Since returning to the Astros, Urquidy has a great ERA, but his peripheral numbers are much shakier. As a result, Berríos now projects as the better of the two starters.
We’ve seen such inconsistency from Berríos this year that it’s hard to feel overwhelmingly confident about this matchup. Urquidy has great stuff, not only with the aforementioned breaking balls, but with a four-seamer that works well at the top of the zone and a changeup that can really run away from left-handed batters. He’s probably somewhat closer to his preseason projections, and to his actual ERA, than to his dim advanced metrics, but with such a disrupted start to the season, it could also be that he’s just not going to be his best self in 2020.
If a Game 3 is necessary, the matchup of the starters will be as tight as the series itself. Michael Pineda has been solid since completing his suspension and rejoining the Twins rotation, but Lance McCullers, Jr. can dominate opposing batters with his power curveball, and he’s looked good since returning after a lengthy Tommy John rehab process.
Pineda’s slider should be highly effective against Houston’s heavily right-handed lineup, as it was when he faced similar offensive teams early this year. He’s fooled people a bit less with each start, though, and Rocco Baldelli figures to give him less time to struggle before going to the bullpen than he will with Maeda or Berríos. McCullers, meanwhile, has gotten right back into the habit of throwing a steady diet of curves, but they play a bit less effectively now that he seems to have left two miles per hour and a couple of inches of movement on the operating table.
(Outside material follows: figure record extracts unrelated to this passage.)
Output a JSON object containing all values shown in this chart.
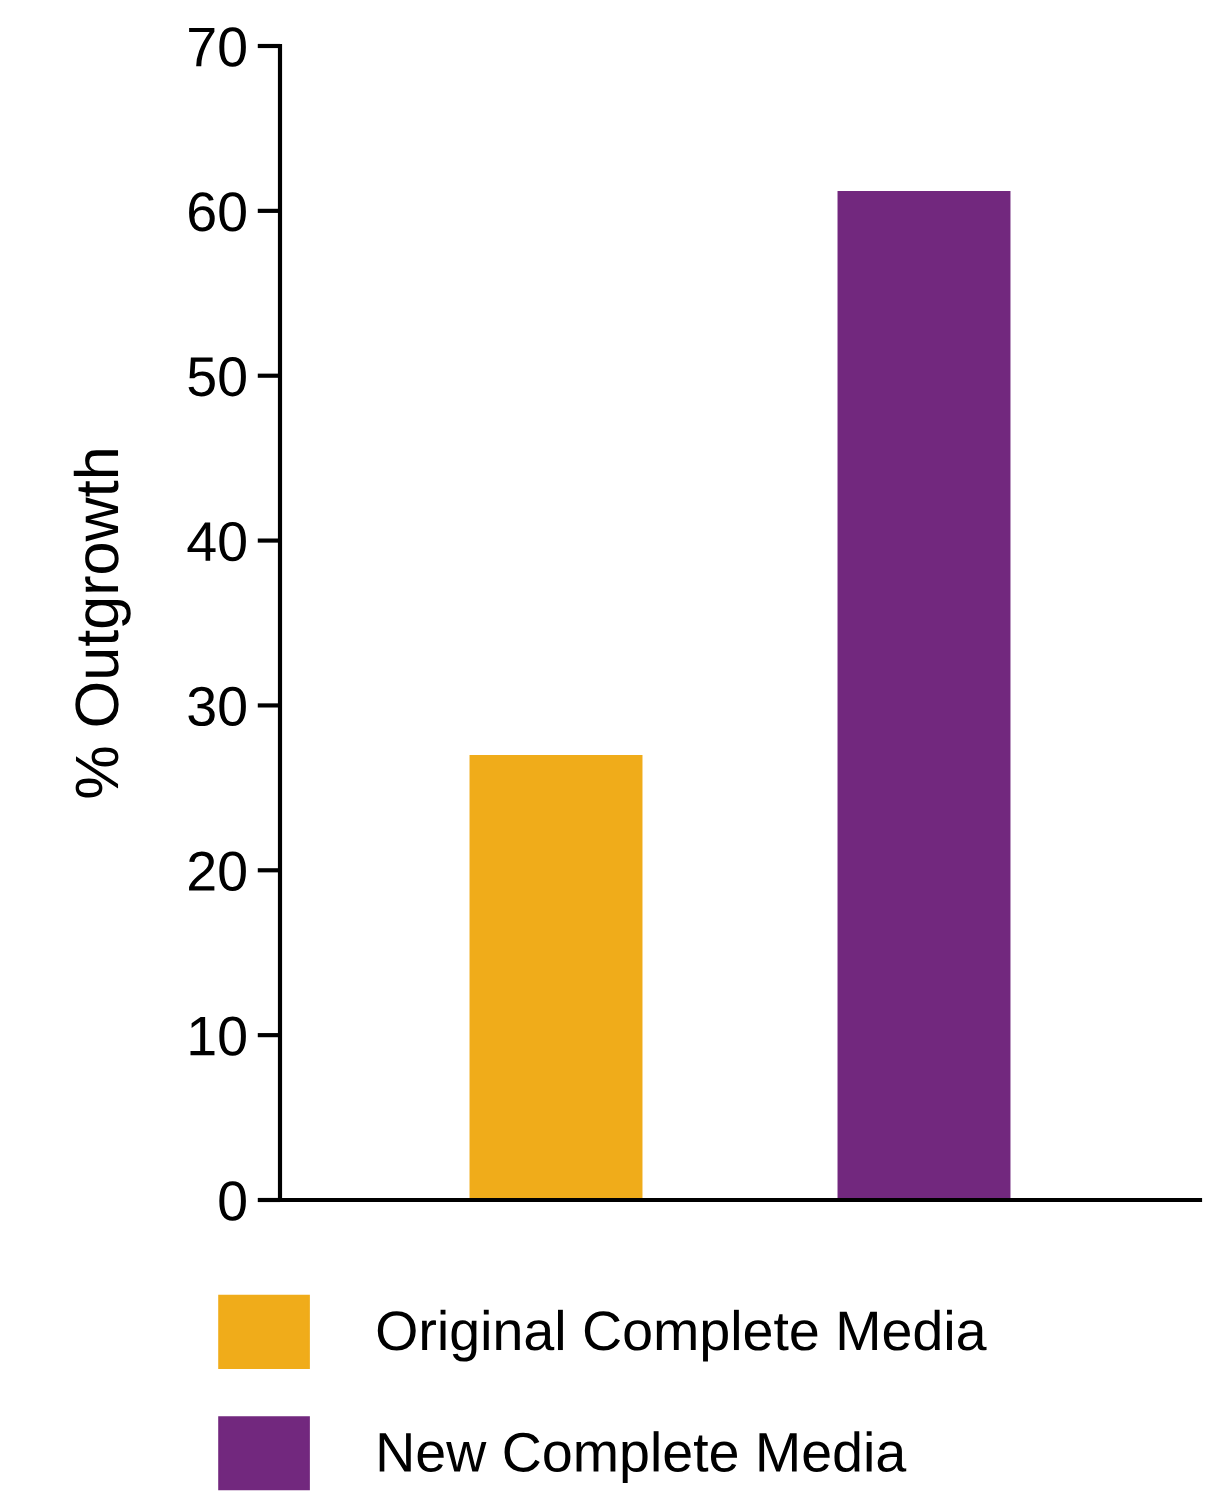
{
  "chart_data": {
    "type": "bar",
    "ylabel": "% Outgrowth",
    "categories": [
      null,
      null
    ],
    "series": [
      {
        "name": "Original Complete Media",
        "color": "#f0ac1a",
        "values": [
          27,
          null
        ]
      },
      {
        "name": "New Complete Media",
        "color": "#72287e",
        "values": [
          null,
          61.2
        ]
      }
    ],
    "ylim": [
      0,
      70
    ],
    "yticks": [
      0,
      10,
      20,
      30,
      40,
      50,
      60,
      70
    ],
    "grid": false,
    "legend": "bottom"
  }
}
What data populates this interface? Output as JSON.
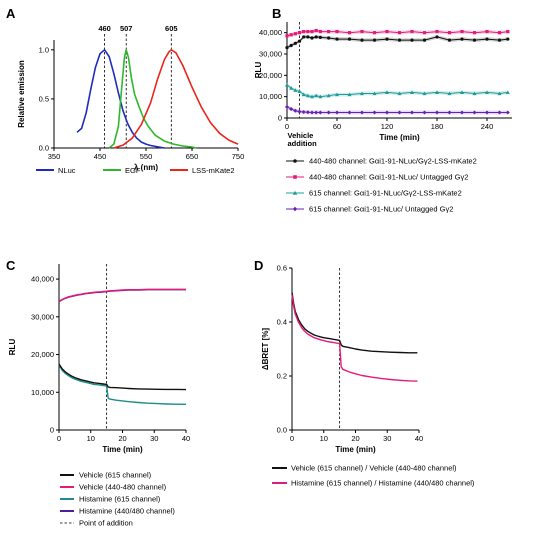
{
  "panels": {
    "A": {
      "label": "A"
    },
    "B": {
      "label": "B"
    },
    "C": {
      "label": "C"
    },
    "D": {
      "label": "D"
    }
  },
  "chart_data": [
    {
      "id": "A",
      "type": "line",
      "ylabel": "Relative emission",
      "xlabel": "λ (nm)",
      "xlim": [
        350,
        750
      ],
      "ylim": [
        0,
        1.1
      ],
      "xticks": [
        "350",
        "450",
        "550",
        "650",
        "750"
      ],
      "yticks": [
        "0.0",
        "0.5",
        "1.0"
      ],
      "peak_labels": [
        "460",
        "507",
        "605"
      ],
      "peaks": [
        460,
        507,
        605
      ],
      "series": [
        {
          "name": "NLuc",
          "color": "#1f2bbd",
          "x": [
            400,
            410,
            420,
            430,
            440,
            450,
            460,
            470,
            480,
            490,
            500,
            510,
            520,
            530,
            540,
            550,
            560,
            575,
            590
          ],
          "y": [
            0.16,
            0.2,
            0.36,
            0.6,
            0.82,
            0.96,
            1.0,
            0.93,
            0.76,
            0.56,
            0.38,
            0.25,
            0.16,
            0.1,
            0.06,
            0.04,
            0.025,
            0.012,
            0.0
          ]
        },
        {
          "name": "EGF",
          "color": "#2db82d",
          "x": [
            470,
            480,
            490,
            497,
            503,
            507,
            512,
            518,
            525,
            535,
            545,
            555,
            570,
            590,
            610,
            630,
            650,
            660
          ],
          "y": [
            0.0,
            0.04,
            0.22,
            0.6,
            0.92,
            1.0,
            0.92,
            0.72,
            0.55,
            0.42,
            0.3,
            0.22,
            0.13,
            0.07,
            0.04,
            0.02,
            0.01,
            0.0
          ]
        },
        {
          "name": "LSS-mKate2",
          "color": "#e8261c",
          "x": [
            480,
            500,
            520,
            540,
            560,
            575,
            590,
            600,
            605,
            615,
            630,
            650,
            670,
            690,
            710,
            730,
            750
          ],
          "y": [
            0.0,
            0.03,
            0.1,
            0.24,
            0.46,
            0.7,
            0.9,
            0.98,
            1.0,
            0.97,
            0.84,
            0.62,
            0.42,
            0.26,
            0.15,
            0.08,
            0.04
          ]
        }
      ]
    },
    {
      "id": "B",
      "type": "line",
      "ylabel": "RLU",
      "xlabel": "Time (min)",
      "xlim": [
        0,
        270
      ],
      "ylim": [
        0,
        45000
      ],
      "xticks": [
        "0",
        "60",
        "120",
        "180",
        "240"
      ],
      "yticks": [
        "0",
        "10,000",
        "20,000",
        "30,000",
        "40,000"
      ],
      "addition_label": "Vehicle addition",
      "addition_x": 15,
      "series": [
        {
          "name": "440-480 channel: Gαi1-91-NLuc/Gγ2-LSS-mKate2",
          "color": "#111111",
          "marker": "circle",
          "x": [
            0,
            5,
            10,
            15,
            20,
            25,
            30,
            35,
            40,
            50,
            60,
            75,
            90,
            105,
            120,
            135,
            150,
            165,
            180,
            195,
            210,
            225,
            240,
            255,
            265
          ],
          "y": [
            33000,
            34000,
            35000,
            36000,
            38000,
            38000,
            37500,
            38000,
            37800,
            37500,
            37000,
            37000,
            36500,
            36500,
            37000,
            36500,
            36500,
            36500,
            38000,
            36500,
            37000,
            36500,
            37000,
            36500,
            37000
          ]
        },
        {
          "name": "440-480 channel: Gαi1-91-NLuc/ Untagged Gγ2",
          "color": "#e6197a",
          "marker": "square",
          "x": [
            0,
            5,
            10,
            15,
            20,
            25,
            30,
            35,
            40,
            50,
            60,
            75,
            90,
            105,
            120,
            135,
            150,
            165,
            180,
            195,
            210,
            225,
            240,
            255,
            265
          ],
          "y": [
            38500,
            39000,
            39500,
            40000,
            40500,
            40500,
            40500,
            41000,
            40500,
            40500,
            40500,
            40000,
            40500,
            40000,
            40500,
            40000,
            40500,
            40000,
            40500,
            40000,
            40500,
            40000,
            40500,
            40000,
            40500
          ]
        },
        {
          "name": "615 channel: Gαi1-91-NLuc/Gγ2-LSS-mKate2",
          "color": "#1e9c9a",
          "marker": "triangle",
          "x": [
            0,
            5,
            10,
            15,
            20,
            25,
            30,
            35,
            40,
            50,
            60,
            75,
            90,
            105,
            120,
            135,
            150,
            165,
            180,
            195,
            210,
            225,
            240,
            255,
            265
          ],
          "y": [
            15500,
            14000,
            13000,
            12500,
            11000,
            10500,
            10000,
            10500,
            10000,
            10500,
            11000,
            11000,
            11500,
            11500,
            12000,
            11500,
            12000,
            11500,
            12000,
            11500,
            12000,
            11500,
            12000,
            11500,
            12000
          ]
        },
        {
          "name": "615 channel: Gαi1-91-NLuc/ Untagged Gγ2",
          "color": "#6a1fb5",
          "marker": "diamond",
          "x": [
            0,
            5,
            10,
            15,
            20,
            25,
            30,
            35,
            40,
            50,
            60,
            75,
            90,
            105,
            120,
            135,
            150,
            165,
            180,
            195,
            210,
            225,
            240,
            255,
            265
          ],
          "y": [
            5200,
            4200,
            3400,
            3000,
            2800,
            2700,
            2600,
            2600,
            2600,
            2600,
            2600,
            2600,
            2600,
            2600,
            2600,
            2600,
            2600,
            2600,
            2600,
            2600,
            2600,
            2600,
            2600,
            2600,
            2600
          ]
        }
      ]
    },
    {
      "id": "C",
      "type": "line",
      "ylabel": "RLU",
      "xlabel": "Time (min)",
      "xlim": [
        0,
        40
      ],
      "ylim": [
        0,
        44000
      ],
      "xticks": [
        "0",
        "10",
        "20",
        "30",
        "40"
      ],
      "yticks": [
        "0",
        "10,000",
        "20,000",
        "30,000",
        "40,000"
      ],
      "addition_x": 15,
      "series": [
        {
          "name": "Vehicle (615 channel)",
          "color": "#111111",
          "x": [
            0,
            1,
            2,
            3,
            4,
            5,
            6,
            7,
            8,
            9,
            10,
            11,
            12,
            13,
            14,
            15,
            15.5,
            16,
            18,
            20,
            22,
            25,
            28,
            31,
            34,
            37,
            40
          ],
          "y": [
            17500,
            16200,
            15400,
            14800,
            14300,
            13900,
            13600,
            13300,
            13100,
            12900,
            12700,
            12500,
            12400,
            12300,
            12200,
            12100,
            11400,
            11300,
            11200,
            11100,
            11000,
            10900,
            10850,
            10800,
            10750,
            10750,
            10700
          ]
        },
        {
          "name": "Vehicle (440-480 channel)",
          "color": "#e6197a",
          "x": [
            0,
            1,
            2,
            3,
            4,
            5,
            6,
            7,
            8,
            9,
            10,
            11,
            12,
            13,
            14,
            15,
            16,
            18,
            20,
            22,
            25,
            28,
            31,
            34,
            37,
            40
          ],
          "y": [
            34200,
            34600,
            35000,
            35300,
            35500,
            35700,
            35900,
            36000,
            36200,
            36300,
            36400,
            36500,
            36600,
            36600,
            36700,
            36800,
            36900,
            37000,
            37100,
            37200,
            37200,
            37300,
            37300,
            37300,
            37300,
            37300
          ]
        },
        {
          "name": "Histamine (615 channel)",
          "color": "#1e8c88",
          "x": [
            0,
            1,
            2,
            3,
            4,
            5,
            6,
            7,
            8,
            9,
            10,
            11,
            12,
            13,
            14,
            15,
            15.5,
            16,
            18,
            20,
            22,
            25,
            28,
            31,
            34,
            37,
            40
          ],
          "y": [
            17300,
            15800,
            15000,
            14400,
            13900,
            13500,
            13200,
            12900,
            12700,
            12500,
            12300,
            12100,
            12000,
            11900,
            11800,
            11700,
            8400,
            8200,
            7900,
            7700,
            7500,
            7300,
            7100,
            7000,
            6900,
            6850,
            6800
          ]
        },
        {
          "name": "Histamine (440/480 channel)",
          "color": "#4b1e9e",
          "x": [
            0,
            1,
            2,
            3,
            4,
            5,
            6,
            7,
            8,
            9,
            10,
            11,
            12,
            13,
            14,
            15,
            16,
            18,
            20,
            22,
            25,
            28,
            31,
            34,
            37,
            40
          ],
          "y": [
            34000,
            34500,
            34900,
            35200,
            35400,
            35600,
            35800,
            35900,
            36100,
            36200,
            36300,
            36400,
            36500,
            36500,
            36600,
            36700,
            36800,
            36900,
            37000,
            37100,
            37100,
            37200,
            37200,
            37200,
            37200,
            37200
          ]
        }
      ],
      "legend_extra": "Point of addition"
    },
    {
      "id": "D",
      "type": "line",
      "ylabel": "ΔBRET [%]",
      "xlabel": "Time (min)",
      "xlim": [
        0,
        40
      ],
      "ylim": [
        0.0,
        0.6
      ],
      "xticks": [
        "0",
        "10",
        "20",
        "30",
        "40"
      ],
      "yticks": [
        "0.0",
        "0.2",
        "0.4",
        "0.6"
      ],
      "addition_x": 15,
      "series": [
        {
          "name": "Vehicle (615 channel) / Vehicle (440-480 channel)",
          "color": "#111111",
          "x": [
            0,
            0.5,
            1,
            2,
            3,
            4,
            5,
            6,
            7,
            8,
            9,
            10,
            11,
            12,
            13,
            14,
            15,
            15.5,
            16,
            18,
            20,
            22,
            25,
            28,
            31,
            34,
            37,
            39.5
          ],
          "y": [
            0.51,
            0.47,
            0.44,
            0.41,
            0.39,
            0.375,
            0.365,
            0.358,
            0.352,
            0.348,
            0.345,
            0.342,
            0.34,
            0.338,
            0.336,
            0.334,
            0.332,
            0.315,
            0.31,
            0.305,
            0.3,
            0.296,
            0.292,
            0.29,
            0.288,
            0.287,
            0.286,
            0.286
          ]
        },
        {
          "name": "Histamine (615 channel) / Histamine (440/480 channel)",
          "color": "#e6197a",
          "x": [
            0,
            0.5,
            1,
            2,
            3,
            4,
            5,
            6,
            7,
            8,
            9,
            10,
            11,
            12,
            13,
            14,
            15,
            15.5,
            16,
            18,
            20,
            22,
            25,
            28,
            31,
            34,
            37,
            39.5
          ],
          "y": [
            0.5,
            0.46,
            0.43,
            0.4,
            0.38,
            0.365,
            0.355,
            0.348,
            0.342,
            0.338,
            0.334,
            0.331,
            0.328,
            0.326,
            0.324,
            0.322,
            0.32,
            0.235,
            0.225,
            0.215,
            0.208,
            0.202,
            0.196,
            0.191,
            0.187,
            0.184,
            0.182,
            0.181
          ]
        }
      ]
    }
  ]
}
If the series gets this far, it should be a tightly contested final game. These starters are almost identical in their overall quality at this point. It might well come down to whether Houston can still effectively deploy Valdez as a fireman after McCullers starts to flag, or whether the Twins can successfully fire their string of bullpen bullets past Houston and eke out a victory.
Overall, the Twins have the better starting staff for this short series. The margins are small enough, though, that variance will swallow the advantage. This battle won’t come down to which starters are better, because neither side’s are sufficiently better to show that here. It will come down, instead, to who executes better, avoids mental pitfalls, and is lifted at the right time by their manager. Given the track records of all six of these guys, though, it’s no easier to tell who might do those things right in a big game than it is to discern which one is better, in general. That’s what makes playoff baseball so much fun.